A draft air quality management action plan prepared back in 2017 is still in a limbo.  The plan has spelled out integrated measures to curb the pollution levels and assess the impact of air pollution on health, environment and economy, and has also included specific recommendations for hospitals, industrial units and brick kilns.

According to the Department of Transport Management, there are over 1.2 million motorcycles and over 300,000 four-wheelers in Kathmandu. Vehicular pollution is one of the major components of air pollution in Kathmandu. 

Mohan Bhattarai, an engineer at the department, informed Republica that the department has recently forwarded a new proposal to review the criteria for green stickers for vehicles to make them less polluting. He also admitted that 20-year old public vehicles are still operating in the Valley although the government announced a ban on them two years ago.

Pollution affects human memory
Researchers elsewhere have found that the human memory is damaged by pollution.

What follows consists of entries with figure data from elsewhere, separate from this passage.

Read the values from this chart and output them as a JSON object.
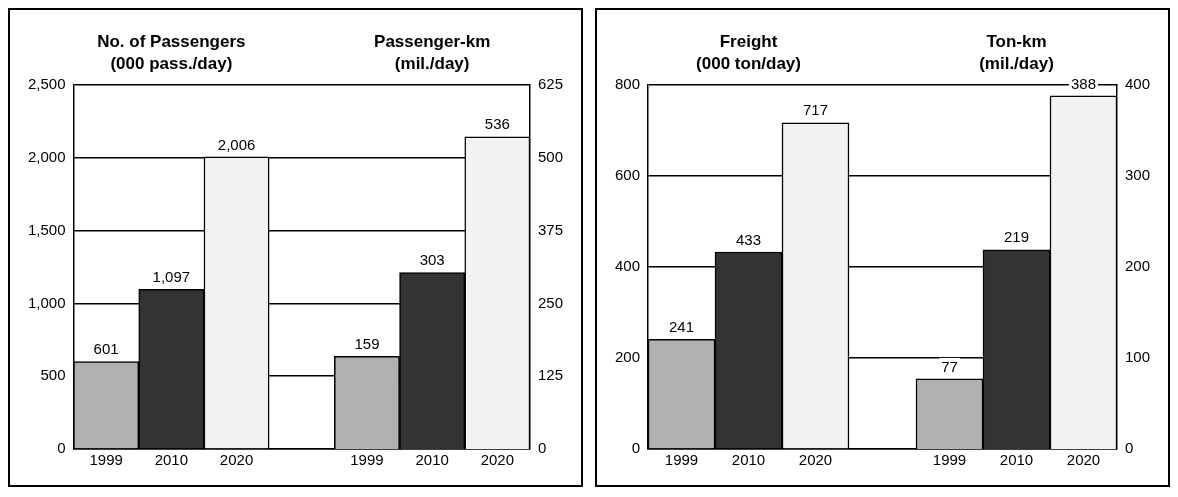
{
  "chart_data": [
    {
      "type": "bar",
      "ylabel": "No. of Passengers\n(000 pass./day)",
      "y2label": "Passenger-km\n(mil./day)",
      "categories": [
        "1999",
        "2010",
        "2020",
        null,
        "1999",
        "2010",
        "2020"
      ],
      "series": [
        {
          "axis": "y",
          "values": [
            601,
            1097,
            2006,
            null,
            null,
            null,
            null
          ],
          "colors": [
            "#b1b1b1",
            "#333333",
            "#f2f2f2",
            null,
            null,
            null,
            null
          ],
          "value_labels": [
            "601",
            "1,097",
            "2,006",
            null,
            null,
            null,
            null
          ]
        },
        {
          "axis": "y2",
          "values": [
            null,
            null,
            null,
            null,
            159,
            303,
            536
          ],
          "colors": [
            null,
            null,
            null,
            null,
            "#b1b1b1",
            "#333333",
            "#f2f2f2"
          ],
          "value_labels": [
            null,
            null,
            null,
            null,
            "159",
            "303",
            "536"
          ]
        }
      ],
      "ylim": [
        0,
        2500
      ],
      "yticks": [
        0,
        {
          "value": 500,
          "label": "500"
        },
        {
          "value": 1000,
          "label": "1,000"
        },
        {
          "value": 1500,
          "label": "1,500"
        },
        {
          "value": 2000,
          "label": "2,000"
        },
        {
          "value": 2500,
          "label": "2,500"
        }
      ],
      "y2lim": [
        0,
        625
      ],
      "y2ticks": [
        0,
        125,
        250,
        375,
        500,
        625
      ],
      "grid": "y"
    },
    {
      "type": "bar",
      "ylabel": "Freight\n(000 ton/day)",
      "y2label": "Ton-km\n(mil./day)",
      "categories": [
        "1999",
        "2010",
        "2020",
        null,
        "1999",
        "2010",
        "2020"
      ],
      "series": [
        {
          "axis": "y",
          "values": [
            241,
            433,
            717,
            null,
            null,
            null,
            null
          ],
          "colors": [
            "#b1b1b1",
            "#333333",
            "#f2f2f2",
            null,
            null,
            null,
            null
          ]
        },
        {
          "axis": "y2",
          "values": [
            null,
            null,
            null,
            null,
            77,
            219,
            388
          ],
          "colors": [
            null,
            null,
            null,
            null,
            "#b1b1b1",
            "#333333",
            "#f2f2f2"
          ]
        }
      ],
      "ylim": [
        0,
        800
      ],
      "yticks": [
        0,
        200,
        400,
        600,
        800
      ],
      "y2lim": [
        0,
        400
      ],
      "y2ticks": [
        0,
        100,
        200,
        300,
        400
      ],
      "grid": "y",
      "data_labels": true
    }
  ]
}
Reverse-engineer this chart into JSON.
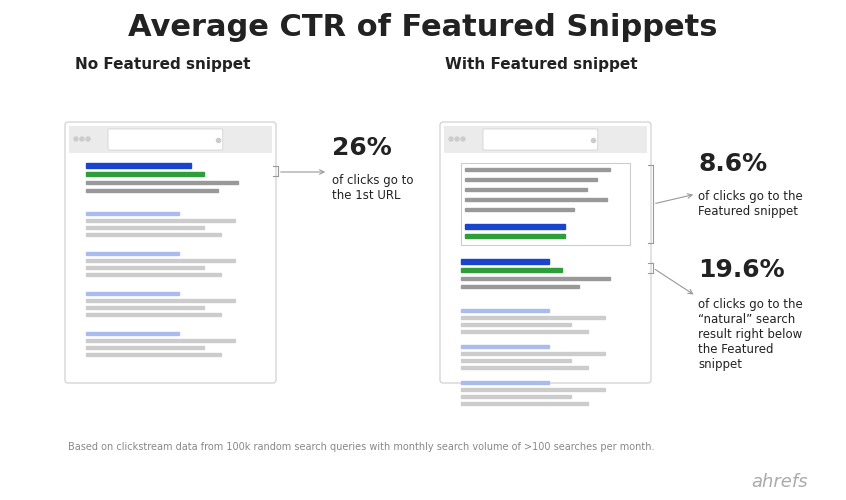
{
  "title": "Average CTR of Featured Snippets",
  "title_fontsize": 22,
  "title_fontweight": "bold",
  "bg_color": "#ffffff",
  "left_label": "No Featured snippet",
  "right_label": "With Featured snippet",
  "label_fontsize": 11,
  "pct_26": "26%",
  "desc_26": "of clicks go to\nthe 1st URL",
  "pct_86": "8.6%",
  "desc_86": "of clicks go to the\nFeatured snippet",
  "pct_196": "19.6%",
  "desc_196": "of clicks go to the\n“natural” search\nresult right below\nthe Featured\nsnippet",
  "footnote": "Based on clickstream data from 100k random search queries with monthly search volume of >100 searches per month.",
  "ahrefs_text": "ahrefs",
  "gray_line_color": "#cccccc",
  "dark_gray_line": "#999999",
  "blue_color": "#1a44cc",
  "green_color": "#2d9e3a",
  "text_color": "#222222",
  "light_gray": "#ebebeb",
  "border_color": "#cccccc",
  "footnote_color": "#888888",
  "ahrefs_color": "#aaaaaa"
}
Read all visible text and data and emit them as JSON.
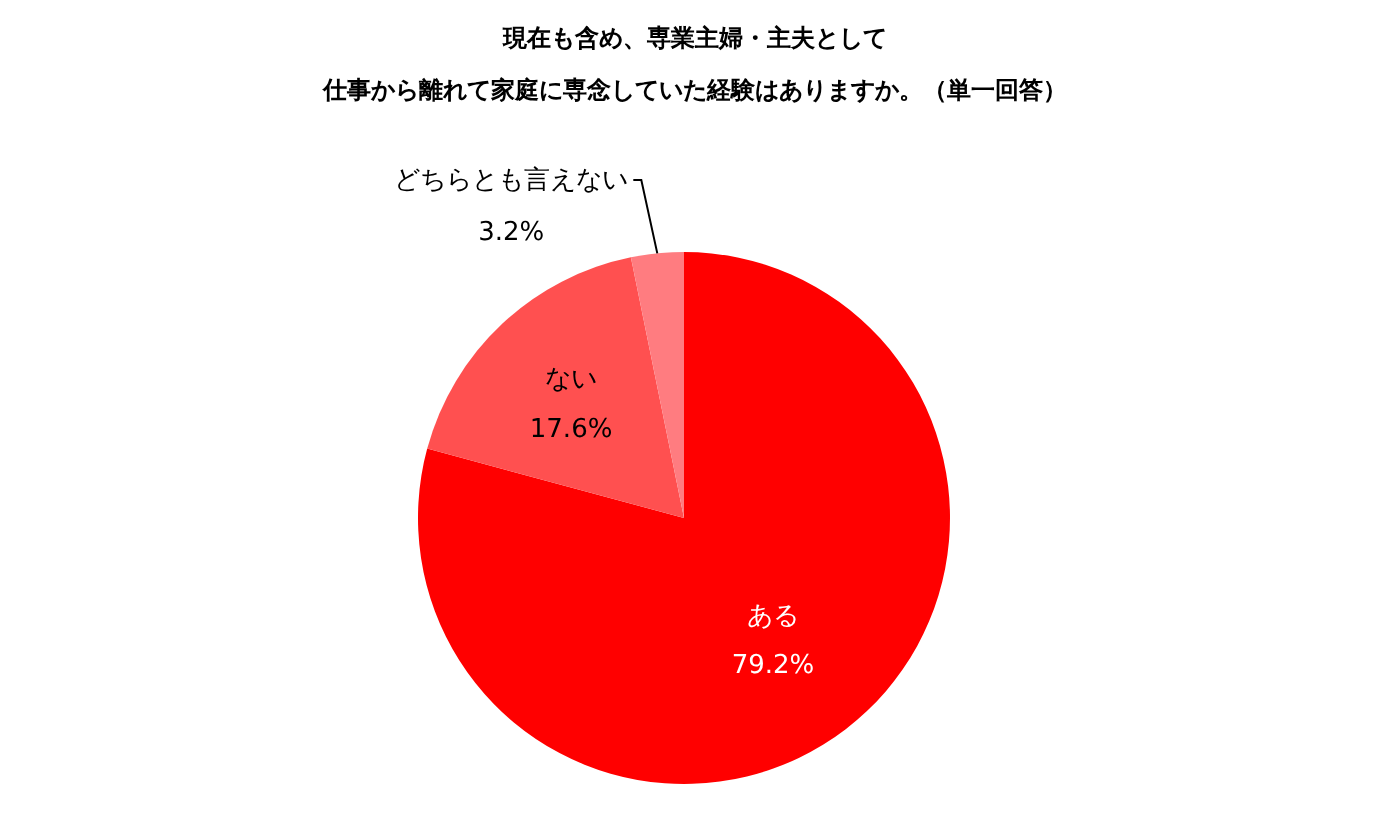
{
  "chart_data": {
    "type": "pie",
    "title": "現在も含め、専業主婦・主夫として",
    "subtitle": "仕事から離れて家庭に専念していた経験はありますか。（単一回答）",
    "categories": [
      "ある",
      "ない",
      "どちらとも言えない"
    ],
    "values": [
      79.2,
      17.6,
      3.2
    ],
    "colors": [
      "#ff0000",
      "#ff5050",
      "#ff7c80"
    ],
    "value_labels": [
      "79.2%",
      "17.6%",
      "3.2%"
    ]
  }
}
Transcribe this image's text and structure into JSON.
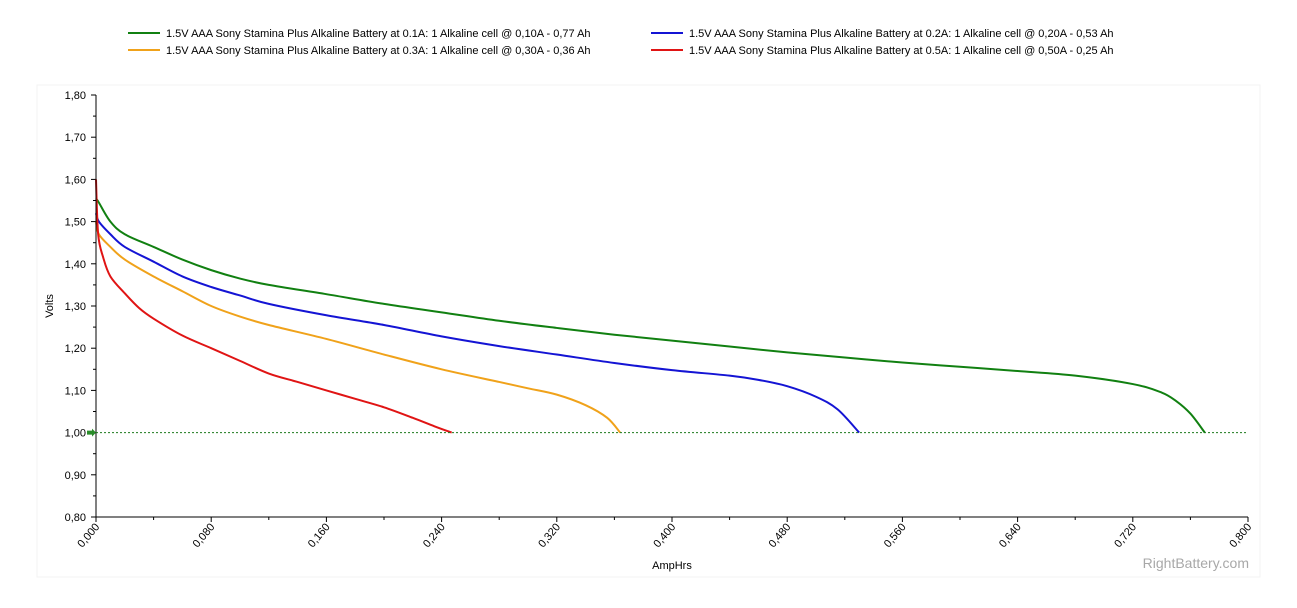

A landmark research conducted by the UK’s University of Warwick shows that human memory is significantly worse in parts of England with high levels of nitrogen dioxide (NO2) and air particulates (PM10).

“The difference in memory quality between England’s cleanest and most-polluted areas is equivalent to the loss of memory from 10 extra years of ageing,” the University said in a statement. 

The research findings will be published in detail in Ecological Journal in March 2020. The University has said the result was consistent with prior laboratory animal studies linking harm to animal brain from air pollution and it contributes to an understanding of a potential transmission mechanism from air quality to risk of dementia.